Most people view the world as consisting of a large number of alternatives. Futures research evolved as a way of examining the alternative futures and identifying the most probable. Forecasting is designed to help decision making and planning in the present.
To handle the increasing variety and complexity of managerial forecasting problems, many forecasting techniques have been developed in recent years. Each has its special use, and care must be taken to select the correct technique for a particular application. The manager as well as the forecaster has a role to play in technique selection; and the better they understand the range of forecasting possibilities, the more likely it is that a company’s forecasting efforts will bear fruit.
The selection of a method depends on many factors—the context of the forecast, the relevance and availability of historical data, the degree of accuracy desirable, the time period to be forecast, the cost/ benefit (or value) of the forecast to the company, and the time available for making the analysis.
Forecasting is a statement pertaining to the future value of a variable of interest. Its crucial for good forecasting to be reliable, cost effective, simple and concise. Its very important for a forecast to be correct and that their be as few errors as possible.
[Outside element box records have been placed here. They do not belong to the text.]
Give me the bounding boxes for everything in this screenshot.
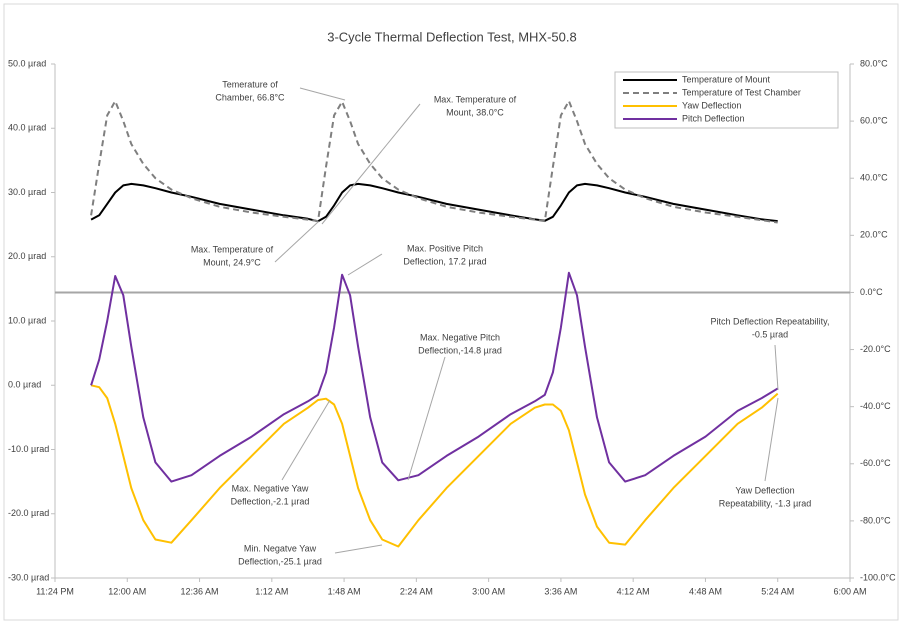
annotation-text: Deflection, 17.2 µrad bbox=[403, 256, 486, 266]
y-tick-label: 50.0 µrad bbox=[8, 58, 46, 68]
annotation-leader bbox=[321, 103, 421, 225]
x-tick-label: 5:24 AM bbox=[761, 586, 794, 596]
y2-tick-label: -80.0°C bbox=[860, 515, 891, 525]
annotation-text: Max. Negative Pitch bbox=[420, 332, 500, 342]
y-tick-label: 0.0 µrad bbox=[8, 380, 41, 390]
legend-label: Yaw Deflection bbox=[682, 100, 741, 110]
annotation-text: Repeatability, -1.3 µrad bbox=[719, 498, 812, 508]
x-tick-label: 4:12 AM bbox=[617, 586, 650, 596]
y2-tick-label: -100.0°C bbox=[860, 572, 896, 582]
x-tick-label: 11:24 PM bbox=[36, 586, 74, 596]
annotation-text: Min. Negatve Yaw bbox=[244, 543, 317, 553]
y2-tick-label: 40.0°C bbox=[860, 173, 888, 183]
annotation-leader bbox=[281, 399, 331, 481]
y2-tick-label: 20.0°C bbox=[860, 230, 888, 240]
x-tick-label: 3:00 AM bbox=[472, 586, 505, 596]
annotation-leader bbox=[347, 253, 383, 276]
annotation-text: Pitch Deflection Repeatability, bbox=[711, 316, 830, 326]
y2-tick-label: -60.0°C bbox=[860, 458, 891, 468]
x-tick-label: 1:12 AM bbox=[255, 586, 288, 596]
annotation-text: Max. Negative Yaw bbox=[232, 483, 309, 493]
annotation-text: Mount, 24.9°C bbox=[203, 257, 261, 267]
x-tick-label: 12:36 AM bbox=[181, 586, 219, 596]
legend-label: Temperature of Mount bbox=[682, 74, 771, 84]
y-tick-label: -10.0 µrad bbox=[8, 444, 49, 454]
annotation-text: Deflection,-2.1 µrad bbox=[231, 496, 310, 506]
legend-label: Temperature of Test Chamber bbox=[682, 87, 801, 97]
annotation-leader bbox=[274, 221, 319, 263]
annotation-text: Mount, 38.0°C bbox=[446, 107, 504, 117]
series-line bbox=[90, 100, 778, 224]
x-tick-label: 4:48 AM bbox=[689, 586, 722, 596]
annotation-leader bbox=[299, 87, 346, 101]
y2-tick-label: 0.0°C bbox=[860, 287, 883, 297]
annotation-leader bbox=[774, 344, 779, 391]
annotation-text: Max. Temperature of bbox=[191, 244, 274, 254]
y-tick-label: 10.0 µrad bbox=[8, 315, 46, 325]
chart-title: 3-Cycle Thermal Deflection Test, MHX-50.… bbox=[327, 29, 577, 44]
x-tick-label: 2:24 AM bbox=[400, 586, 433, 596]
series-line bbox=[90, 182, 778, 223]
series-line bbox=[90, 384, 779, 548]
annotation-text: Chamber, 66.8°C bbox=[215, 92, 285, 102]
annotation-leader bbox=[764, 397, 779, 482]
x-tick-label: 6:00 AM bbox=[833, 586, 866, 596]
series-line bbox=[90, 271, 779, 483]
annotation-text: Deflection,-25.1 µrad bbox=[238, 556, 322, 566]
y2-tick-label: -40.0°C bbox=[860, 401, 891, 411]
x-tick-label: 3:36 AM bbox=[544, 586, 577, 596]
annotation-text: -0.5 µrad bbox=[752, 329, 788, 339]
annotation-leader bbox=[407, 356, 446, 481]
annotation-text: Max. Temperature of bbox=[434, 94, 517, 104]
annotation-text: Max. Positive Pitch bbox=[407, 243, 483, 253]
x-tick-label: 1:48 AM bbox=[328, 586, 361, 596]
y-tick-label: 30.0 µrad bbox=[8, 187, 46, 197]
annotation-text: Deflection,-14.8 µrad bbox=[418, 345, 502, 355]
y2-tick-label: 80.0°C bbox=[860, 58, 888, 68]
y2-tick-label: 60.0°C bbox=[860, 115, 888, 125]
annotation-text: Yaw Deflection bbox=[735, 485, 794, 495]
x-tick-label: 12:00 AM bbox=[108, 586, 146, 596]
y-tick-label: -20.0 µrad bbox=[8, 508, 49, 518]
annotation-leader bbox=[334, 544, 383, 554]
legend-label: Pitch Deflection bbox=[682, 113, 745, 123]
y-tick-label: 20.0 µrad bbox=[8, 251, 46, 261]
y-tick-label: -30.0 µrad bbox=[8, 572, 49, 582]
annotation-text: Temerature of bbox=[222, 79, 278, 89]
y-tick-label: 40.0 µrad bbox=[8, 123, 46, 133]
y2-tick-label: -20.0°C bbox=[860, 344, 891, 354]
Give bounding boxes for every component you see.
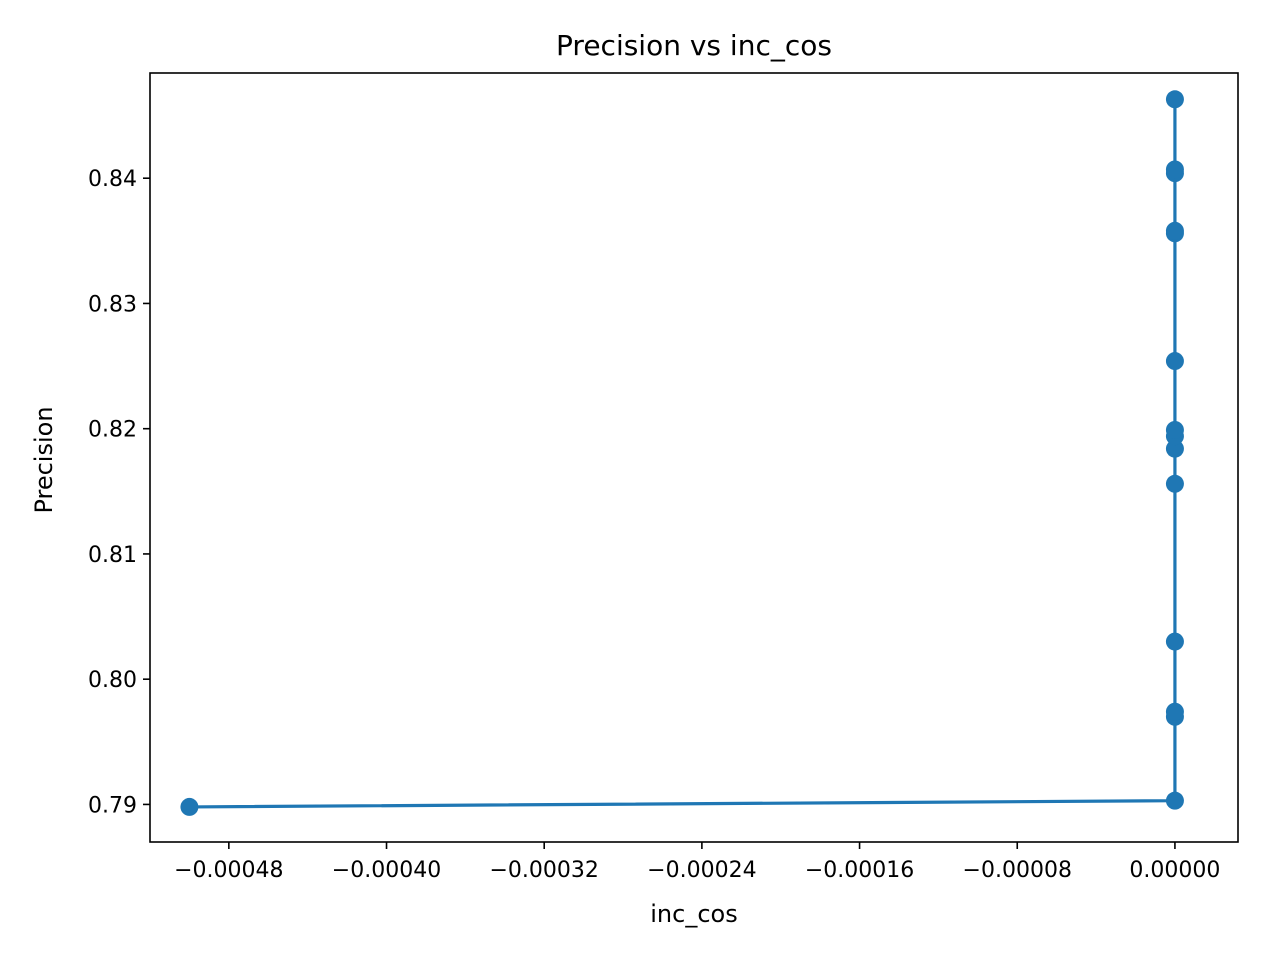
x-tick-label: 0.00000	[1129, 858, 1220, 883]
y-tick-label: 0.82	[88, 418, 137, 443]
data-point	[1165, 702, 1184, 721]
data-point	[1165, 439, 1184, 458]
data-point	[1165, 474, 1184, 493]
x-tick-label: −0.00024	[647, 858, 756, 883]
data-point	[1165, 632, 1184, 651]
plot-area	[180, 90, 1184, 816]
x-tick-label: −0.00040	[332, 858, 441, 883]
data-point	[1165, 160, 1184, 179]
data-point	[1165, 90, 1184, 109]
data-point	[180, 797, 199, 816]
x-axis: −0.00048 −0.00040 −0.00032 −0.00024 −0.00016…	[174, 842, 1220, 883]
x-tick-label: −0.00008	[963, 858, 1072, 883]
x-axis-label: inc_cos	[650, 900, 737, 928]
data-point	[1165, 420, 1184, 439]
y-tick-label: 0.84	[88, 167, 137, 192]
data-point	[1165, 221, 1184, 240]
chart-title: Precision vs inc_cos	[556, 29, 832, 62]
x-tick-label: −0.00032	[489, 858, 598, 883]
plot-frame	[149, 72, 1239, 843]
data-point	[1165, 352, 1184, 371]
x-tick-label: −0.00016	[805, 858, 914, 883]
y-axis: 0.79 0.80 0.81 0.82 0.83 0.84	[88, 167, 150, 818]
data-point	[1165, 791, 1184, 810]
y-tick-label: 0.79	[88, 793, 137, 818]
y-tick-label: 0.81	[88, 543, 137, 568]
series-line	[189, 99, 1177, 809]
x-tick-label: −0.00048	[174, 858, 283, 883]
y-axis-label: Precision	[30, 406, 58, 513]
y-tick-label: 0.83	[88, 292, 137, 317]
y-tick-label: 0.80	[88, 668, 137, 693]
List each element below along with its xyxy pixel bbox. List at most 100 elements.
Of the four choices (simple moving average, weighted moving average, exponential smoothing, and single regression analysis), the weighted moving average is the most accurate, since specific weights can be placed in accordance with their importance. The other methods make assumptions, such as an average, straight line, or exponential curve. The weighted average may be modified to any form. If a long time span is taken, however, the weighted average can be cumbersome to use. In addition, as time periods pass, the user most likely would like to change the weights. This would add to the difficulty of using the techniques for a large number of applications such as forecasting demand for inventory items.